Internal orders handed down by leaders at U.S. Immigrations and Customs Enforcement instructed officers in the field to stop making vehicle stops, according to five ICE officials around the country.
The directive, handed down in at least three of ICE’s administrative regions Monday and effective immediately, came after a pair of killings in Texas and Maine by ICE agents that involved attempts to stop cars.
The ICE officers who spoke with The Intercept, who asked for anonymity to discuss internal orders, said the shift was meant to mitigate the chances of shootings like the ones that sparked outrage by taking the lives of two immigrants over the past week.
“Whatever these chucklefucks did in Maine and Houston is serious.”
“We have been told to either grab them before they leave their parking spot, or follow them and arrest them where they stop (ie a gas station or place of work) to avoid these situations,” said an ICE official from the South.
“This shit isn’t normal,” the official said. “Whatever these chucklefucks did in Maine and Houston is serious.”
ICE did not immediately respond to a request for comment.
The five officials who spoke to The Intercept about the directive all hail from ICE’s Enforcement and Removal Operations division, which carries out most of the federal government’s street immigration arrests. (ICE’s Homeland Security Investigations, the agency’s criminal investigative arm, did not receive a directive about vehicle stops, according to two special agents.)
The directive to ICE’s Enforcement and Removal Operations, which was first reported by the New York Times, didn’t come down as written orders, two of the ICE officials told The Intercept.
Instead, said one of the ICE officials who works in the Mountain West region, the order came down through field office directors to avoid red tape associated with putting an official policy in place.
Along with street arrests, vehicle stops had become go-to tactic for ICE in the second Trump administration, with ramped-up enforcement that has included crackdowns on large cities like Minneapolis. Under past administrations, including President Donald Trump’s first term, ICE relied mostly on transfers from local jails and prisons to satisfy its enforcement priorities.
The vehicle stops also contributed to a recent explosion of immigrant detentions, with ICE announcing roughly 10,000 arrests over a five-day period in late June 2026.
Ending the vehicle stops, said the ICE official based in the South, “definitely hinders enforcement.”
Killings in Vehicle Stops
In a recent period of less than a week, Mexican national Lorenzo Salgado Araujo was shot and killed by ICE officers in Houston and Colombian national Joan Sebastian Guerrero was shot and killed in Biddeford, Maine.
Details surrounding the shootings are still emerging, but Department of Homeland Security officials have said that neither Araujo nor Guerrero were the intended targets of the ICE enforcement operations that claimed their lives. The officers involved in the shootings were not wearing body cameras in either case.

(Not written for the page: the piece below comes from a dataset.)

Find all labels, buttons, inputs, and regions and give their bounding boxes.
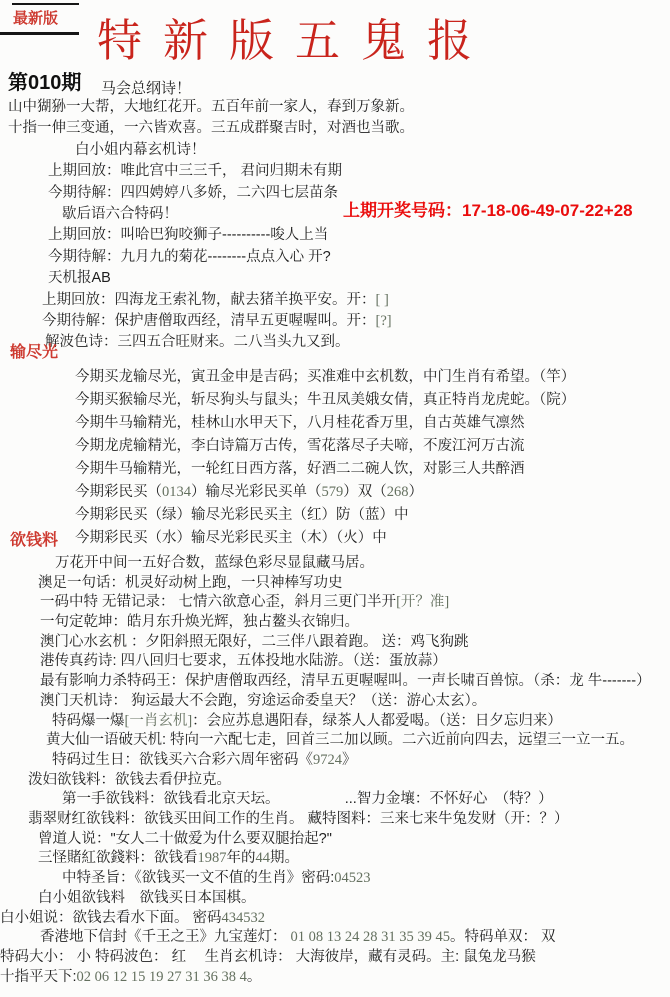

The killings sparked public outrage and probes at both the state and local levels.
In addition to investigations by FBI and the Homeland Security Department’s Office of the Inspector General, Maine’s attorney general and the attorney general in Harris County, Texas, which includes Houston, launched investigations. Local police departments in both Maine and Texas are assisting with the investigations.
There are few precedents for ICE to cut off its enforcement division agencywide from using vehicle stops to make apprehensions.
As federal agents surged into mostly Democratic major cities, confrontations between ICE and demonstrators, activists, and immigrants led to violence — especially after the killings of Renee Good and Alex Pretti during ICE’s Operation Metro Surge in Minneapolis over the winter.
The outrage over the shootings led to operational guidance emphasizing de-escalation and reducing confrontations during field operations, with several field offices even briefly suspending proactive street enforcement or vehicle-stop tactics following orders of ICE upper management.
Since Operation Metro Surge’s end in mid-February, ICE has focused on smaller, decentralized “at-large” enforcement operations under the leadership of new Homeland Security Secretary Markwayne Mullin, a strategy that has allowed ICE to, until recently, operate with a lower profile, while maintaining previous arrest quotas.